Treasury avoiding the manipulator label reflects that China’s current-account surplus as a share of output is much reduced, and currency intervention now supports yuan strength, according to Bloomberg Intelligence economists Tom Orlik and Justin Jimenez. China has burned through almost $1 trillion of its foreign reserves, or about a quarter of the total stockpile, since mid-2014 to help support the currency.
“After much hoopla, and with a few extra bells and whistles, the Treasury’s position is completely unchanged,” Orlik and Jimenez wrote in a report. “Treasury does have some choice words for China, accusing it of causing ‘long-lasting hardship’ to American workers. And there’s what looks like a change in the criteria, opening the possibility that China’s outsize trade surplus alone will be enough to keep it on the watch list.”
Like the last report by the Obama administration in October, China met only one of the three criteria -- for having a large trade deficit -- that’s used by the Treasury as a threshold for manipulation. China’s $347 billion goods trade surplus with the U.S. was the largest of major trading partners last year, according to the report.
Taiwan also met one condition, while the other four met two.
The Treasury said Germany has a “responsibility” to help balance global demand and trade flows. Europe’s biggest economy should use fiscal policy to encourage strong domestic demand, which would put “upward pressure” on the euro. Switzerland “could increase reliance on policy rates in order to limit the need for foreign-exchange interventions, which should be made more transparent.”
In Asia, Taiwan, Japan and South Korea were urged to keep interventions to a minimum, and aspire to have flexible and transparent exchange rate policies.
“The United States cannot and will not bear the burden of an international trading system that unfairly disadvantages our exports and unfairly advantages the exports of our trading partners through artificially distorted exchange rates,” the report stated. “Treasury is committed to aggressively and vigilantly monitoring and combating unfair currency practices.’’
The department is required by law to report to Congress twice a year on whether America’s major trading partners are gaming their currencies.
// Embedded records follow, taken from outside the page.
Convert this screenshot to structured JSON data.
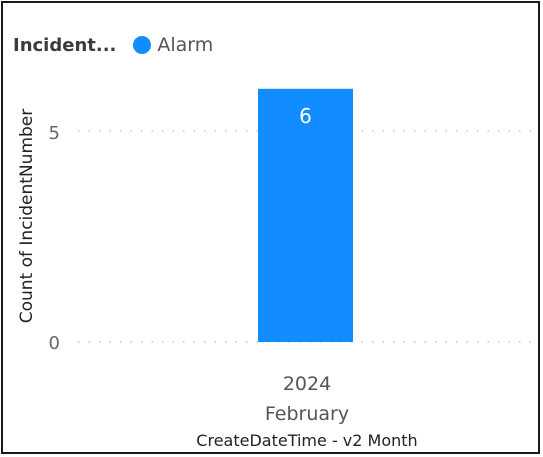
{
  "chart_data": {
    "type": "bar",
    "legend": {
      "title": "Incident...",
      "entries": [
        "Alarm"
      ]
    },
    "categories": [
      [
        "2024",
        "February"
      ]
    ],
    "series": [
      {
        "name": "Alarm",
        "values": [
          6
        ],
        "color": "#118DFF"
      }
    ],
    "data_labels": [
      "6"
    ],
    "ylabel": "Count of IncidentNumber",
    "xlabel": "CreateDateTime - v2 Month",
    "yticks": [
      "0",
      "5"
    ],
    "ylim": [
      0,
      6
    ],
    "grid": true
  }
}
The report is the government’s formal channel to impose the manipulator designation, leading to a year of negotiations for a solution and penalties if the practice continues.
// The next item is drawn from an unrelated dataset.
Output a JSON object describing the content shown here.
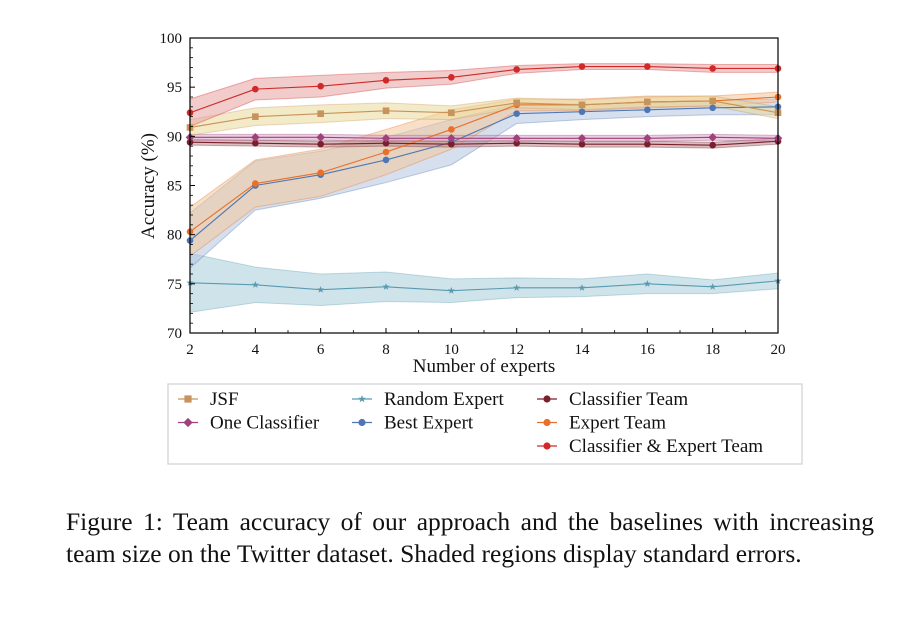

The U.S. hasn’t branded any country a manipulator since 1994.
A senior Bank of Korea official said South Korean foreign-exchange authorities maintain their stance that the exchange rate is to be determined by the market as the report emphasized fair competition. The official asked not to be identified because the central bank hasn’t issued a statement the report.
A spokesman for Taiwan’s presidential office referred a request for comment to the central bank. An official at the monetary authority, who asked not to be identified, said Saturday that the central bank is in continued contact with the U.S. and has good communication channels with Washington.
The Treasury left the criteria for manipulation unchanged at having a trade surplus with the U.S. above $20 billion; having a current-account surplus amounting to more than 3 percent of gross domestic product; repeated currency depreciating by buying foreign assets equivalent to 2 percent of output over the year.
Commerce Secretary Wilbur Ross has said that the issue of “currency misalignment” -- which could also include unintentional devaluations -- will be addressed in a study of trade abuses by nations that run large surpluses with the U.S., which is due to be ready in June.